Non-governmental organisation Suara Rakyat Malaysia (Suaram) today sent a memorandum of protest to the Human Rights Commission of Malaysia (Suhakam) on the Security Offences (Special Measures) Act 2012 (Sosma), which it said deprives detainees of their rights and gives full power to the police and courts.
Suaram representative Syukri Razab said in the memorandum that 11 people had been arrested under Sosma since April 28 and seven of them were detained in the Shah Alam and Bukit Aman lock-ups.
Six detainees were men under the age of 30, one was disabled and another was a 56-year-old woman, he said.
Syukri said families of the Sosma detainees were not informed of the reasons for their arrest because police were acting under Section 4(1) of Sosma which allowed arrests without a warrant.
He said the forms given to families detailing the grounds for the arrest were unclear and most relatives were only able to meet the suspects eight days after their arrest.
“According to Section 5(3) of Sosma, police can delay family access to the detainees for up to 48 hours after their arrest.

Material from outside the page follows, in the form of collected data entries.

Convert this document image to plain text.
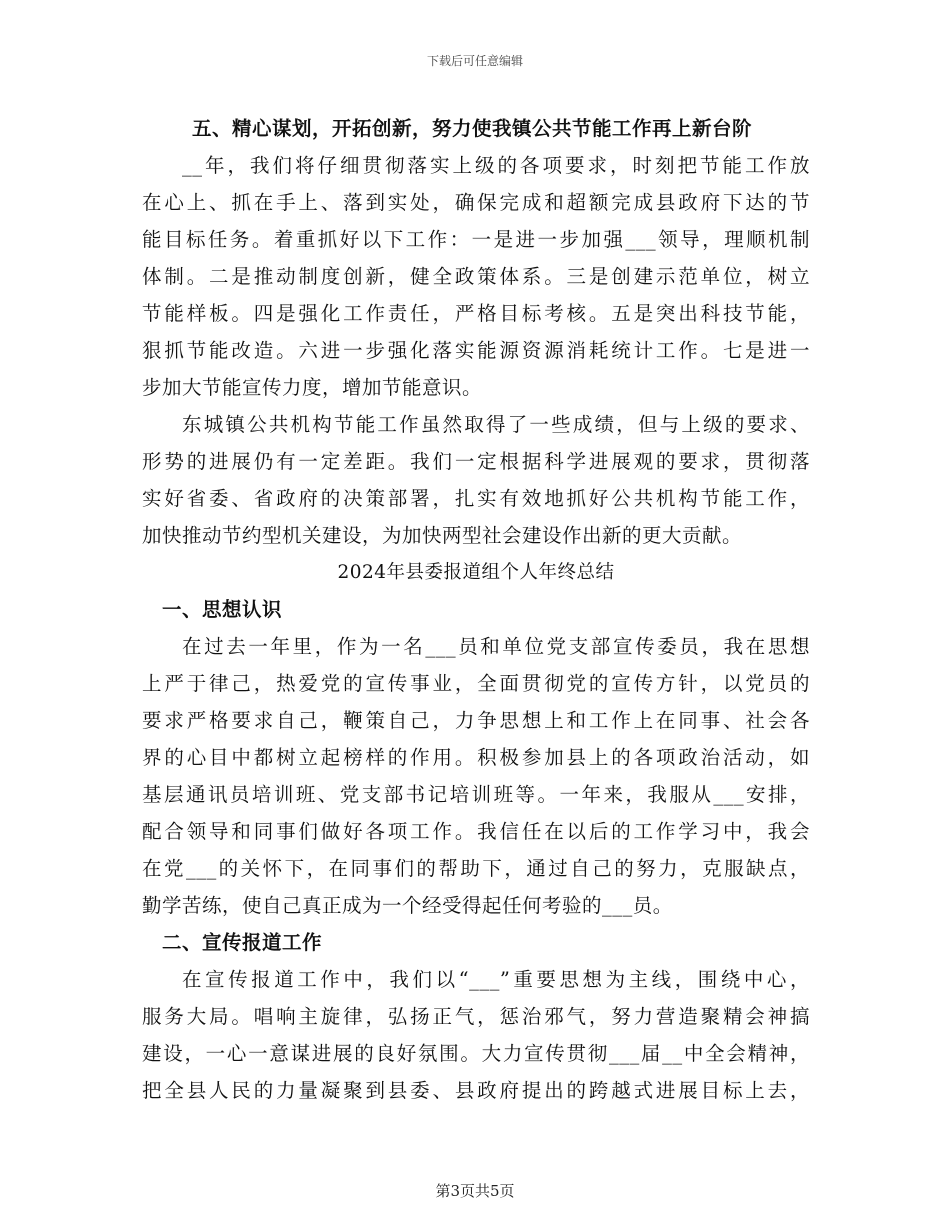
下载后可任意编辑
五、精心谋划，开拓创新，努力使我镇公共节能工作再上新台阶
__年，我们将仔细贯彻落实上级的各项要求，时刻把节能工作放
在心上、抓在手上、落到实处，确保完成和超额完成县政府下达的节
能目标任务。着重抓好以下工作：一是进一步加强___领导，理顺机制
体制。二是推动制度创新，健全政策体系。三是创建示范单位，树立
节能样板。四是强化工作责任，严格目标考核。五是突出科技节能，
狠抓节能改造。六进一步强化落实能源资源消耗统计工作。七是进一
步加大节能宣传力度，增加节能意识。
东城镇公共机构节能工作虽然取得了一些成绩，但与上级的要求、
形势的进展仍有一定差距。我们一定根据科学进展观的要求，贯彻落
实好省委、省政府的决策部署，扎实有效地抓好公共机构节能工作，
加快推动节约型机关建设，为加快两型社会建设作出新的更大贡献。
2024年县委报道组个人年终总结
一、思想认识
在过去一年里，作为一名___员和单位党支部宣传委员，我在思想
上严于律己，热爱党的宣传事业，全面贯彻党的宣传方针，以党员的
要求严格要求自己，鞭策自己，力争思想上和工作上在同事、社会各
界的心目中都树立起榜样的作用。积极参加县上的各项政治活动，如
基层通讯员培训班、党支部书记培训班等。一年来，我服从___安排，
配合领导和同事们做好各项工作。我信任在以后的工作学习中，我会
在党___的关怀下，在同事们的帮助下，通过自己的努力，克服缺点，
勤学苦练，使自己真正成为一个经受得起任何考验的___员。
二、宣传报道工作
在宣传报道工作中，我们以“___”重要思想为主线，围绕中心，
服务大局。唱响主旋律，弘扬正气，惩治邪气，努力营造聚精会神搞
建设，一心一意谋进展的良好氛围。大力宣传贯彻___届__中全会精神，
把全县人民的力量凝聚到县委、县政府提出的跨越式进展目标上去，
第3页共5页
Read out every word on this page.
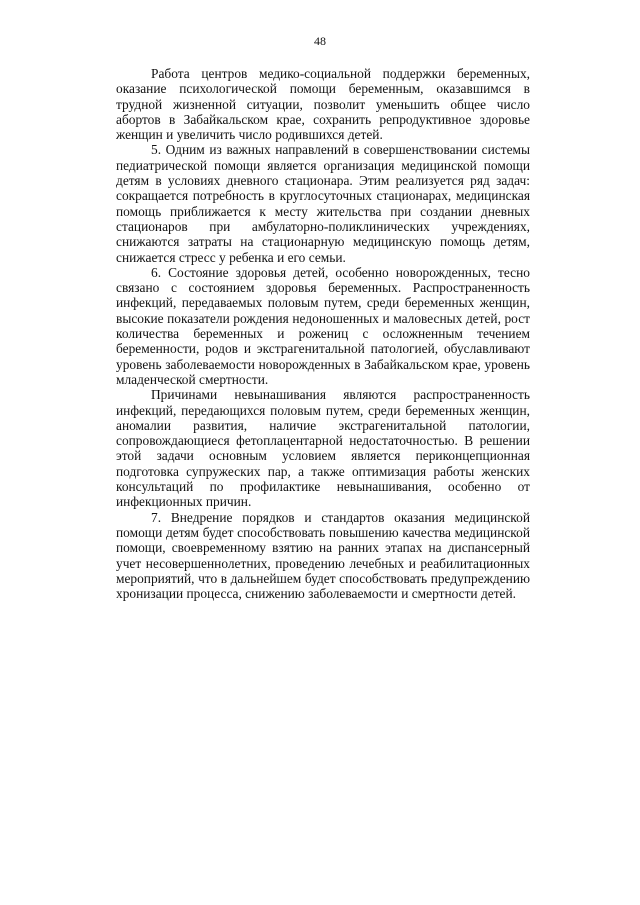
48

Работа центров медико-социальной поддержки беременных, оказание психологической помощи беременным, оказавшимся в трудной жизненной ситуации, позволит уменьшить общее число абортов в Забайкальском крае, сохранить репродуктивное здоровье женщин и увеличить число родившихся детей.

5. Одним из важных направлений в совершенствовании системы педиатрической помощи является организация медицинской помощи детям в условиях дневного стационара. Этим реализуется ряд задач: сокращается потребность в круглосуточных стационарах, медицинская помощь приближается к месту жительства при создании дневных стационаров при амбулаторно-поликлинических учреждениях, снижаются затраты на стационарную медицинскую помощь детям, снижается стресс у ребенка и его семьи.

6. Состояние здоровья детей, особенно новорожденных, тесно связано с состоянием здоровья беременных. Распространенность инфекций, передаваемых половым путем, среди беременных женщин, высокие показатели рождения недоношенных и маловесных детей, рост количества беременных и рожениц с осложненным течением беременности, родов и экстрагенитальной патологией, обуславливают уровень заболеваемости новорожденных в Забайкальском крае, уровень младенческой смертности.

Причинами невынашивания являются распространенность инфекций, передающихся половым путем, среди беременных женщин, аномалии развития, наличие экстрагенитальной патологии, сопровождающиеся фетоплацентарной недостаточностью. В решении этой задачи основным условием является периконцепционная подготовка супружеских пар, а также оптимизация работы женских консультаций по профилактике невынашивания, особенно от инфекционных причин.

7. Внедрение порядков и стандартов оказания медицинской помощи детям будет способствовать повышению качества медицинской помощи, своевременному взятию на ранних этапах на диспансерный учет несовершеннолетних, проведению лечебных и реабилитационных мероприятий, что в дальнейшем будет способствовать предупреждению хронизации процесса, снижению заболеваемости и смертности детей.
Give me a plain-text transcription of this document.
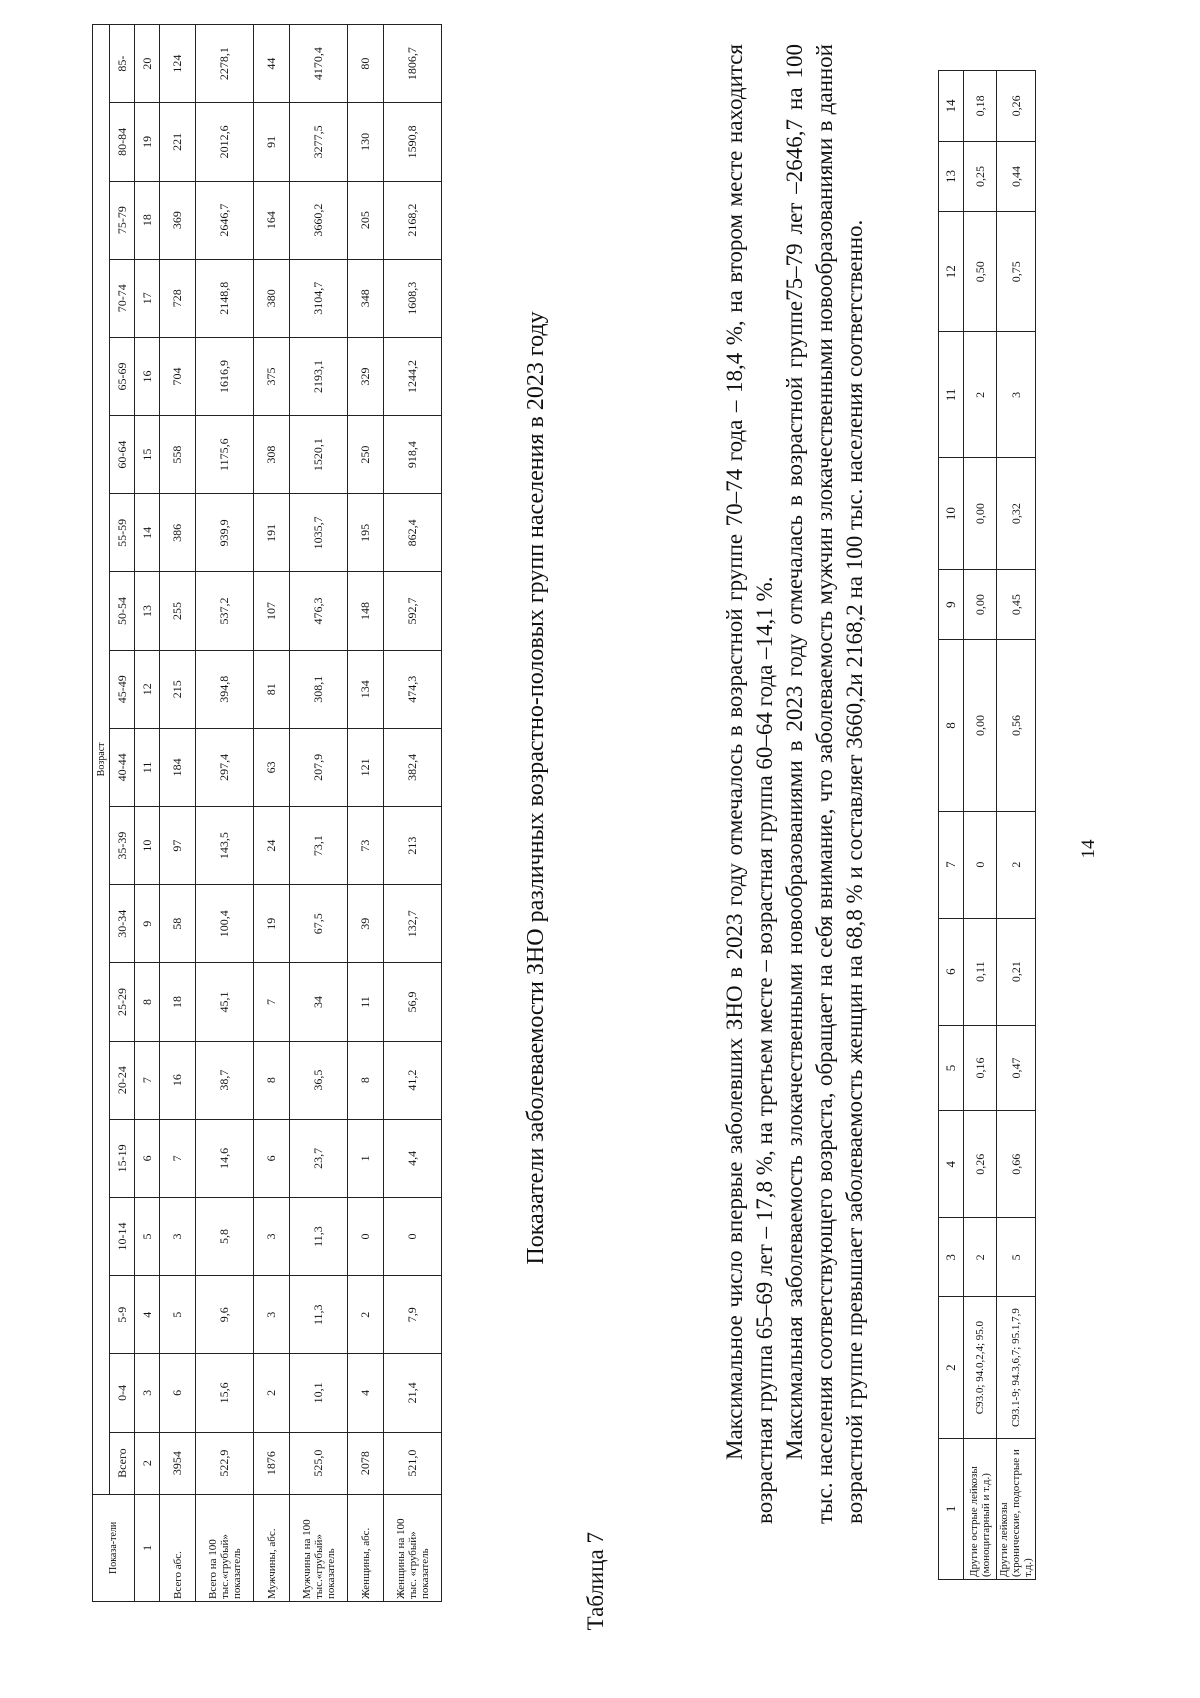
14
1	2	3	4	5	6	7	8	9	10	11	12	13	14
Другие острые лейкозы (моноцитарный и т.д.)	С93.0; 94.0,2,4; 95.0	2	0,26	0,16	0,11	0	0,00	0,00	0,00	2	0,50	0,25	0,18
Другие лейкозы (хронические, подострые и т.д.)	С93.1-9; 94.3,6,7; 95.1,7,9	5	0,66	0,47	0,21	2	0,56	0,45	0,32	3	0,75	0,44	0,26

Максимальное число впервые заболевших ЗНО в 2023 году отмечалось в возрастной группе 70–74 года – 18,4 %, на втором месте находится возрастная группа 65–69 лет – 17,8 %, на третьем месте – возрастная группа 60–64 года –14,1 %. Максимальная заболеваемость злокачественными новообразованиями в 2023 году отмечалась в возрастной группе75–79 лет –2646,7 на 100 тыс. населения соответствующего возраста, обращает на себя внимание, что заболеваемость мужчин злокачественными новообразованиями в данной возрастной группе превышает заболеваемость женщин на 68,8 % и составляет 3660,2и 2168,2 на 100 тыс. населения соответственно.

Таблица 7
Показатели заболеваемости ЗНО различных возрастно-половых групп населения в 2023 году
Показа-тели	Возраст																		
	Всего	0-4	5-9	10-14	15-19	20-24	25-29	30-34	35-39	40-44	45-49	50-54	55-59	60-64	65-69	70-74	75-79	80-84	85-
1	2	3	4	5	6	7	8	9	10	11	12	13	14	15	16	17	18	19	20
Всего абс.	3954	6	5	3	7	16	18	58	97	184	215	255	386	558	704	728	369	221	124
Всего на 100 тыс.«грубый» показатель	522,9	15,6	9,6	5,8	14,6	38,7	45,1	100,4	143,5	297,4	394,8	537,2	939,9	1175,6	1616,9	2148,8	2646,7	2012,6	2278,1
Мужчины, абс.	1876	2	3	3	6	8	7	19	24	63	81	107	191	308	375	380	164	91	44
Мужчины на 100 тыс.«грубый» показатель	525,0	10,1	11,3	11,3	23,7	36,5	34	67,5	73,1	207,9	308,1	476,3	1035,7	1520,1	2193,1	3104,7	3660,2	3277,5	4170,4
Женщины, абс.	2078	4	2	0	1	8	11	39	73	121	134	148	195	250	329	348	205	130	80
Женщины на 100 тыс. «грубый» показатель	521,0	21,4	7,9	0	4,4	41,2	56,9	132,7	213	382,4	474,3	592,7	862,4	918,4	1244,2	1608,3	2168,2	1590,8	1806,7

“But what has happened is that police are not only delaying family access, but the detainees are also not allowed to meet their family without permission from the investigating officer, even after the 48 hours have lapsed,” he said when submitting the memorandum to Suhakam’s office in Kuala Lumpur.
He said that police officers would also monitor family visits closely.
Syukri said the jurisdiction given to police under Sosma was so wide that it allowed them to arrest individuals without concrete evidence.
“Arrests exceeding 10 days, without access to a lawyer, give room for police to interrogate the detainees using mental and physical torture.”
He said trials under Sosma were one-sided, as Section 14 of the act allowed public prosecutors to withhold the identity of prosecution witnesses from the accused and their lawyer.
Syukri said this allowed them to call forward false witnesses.
Suaram also hit out against Home Minister Datuk Seri Dr Ahmad Zahid Hamidi for telling reporters on May 2 that police had concrete evidence to charge all those arrested for militant activity.
“If they really did have evidence, the police could have arrested every suspect using the Criminal Procedure Code and brought them to court immediately.”
He called on Suhakam to examine Sosma and decide whether or not it abided by human rights principles.
“Suaram urges the Malaysian government to abolish Sosma on the grounds that this act violated human rights principles enshrined in the Federal Constitution.”
Suhakam commissioner James Nagayam said he would study the memorandum and organise a visit to the detention centre to inspect the condition of the Sosma detainees.
“Suhakam will look into the case before visiting the detainees. Usually the police and prison authorities give Suhakam their full cooperation.
“We will provide feedback and a report on the detainees’ condition to their families,” he said.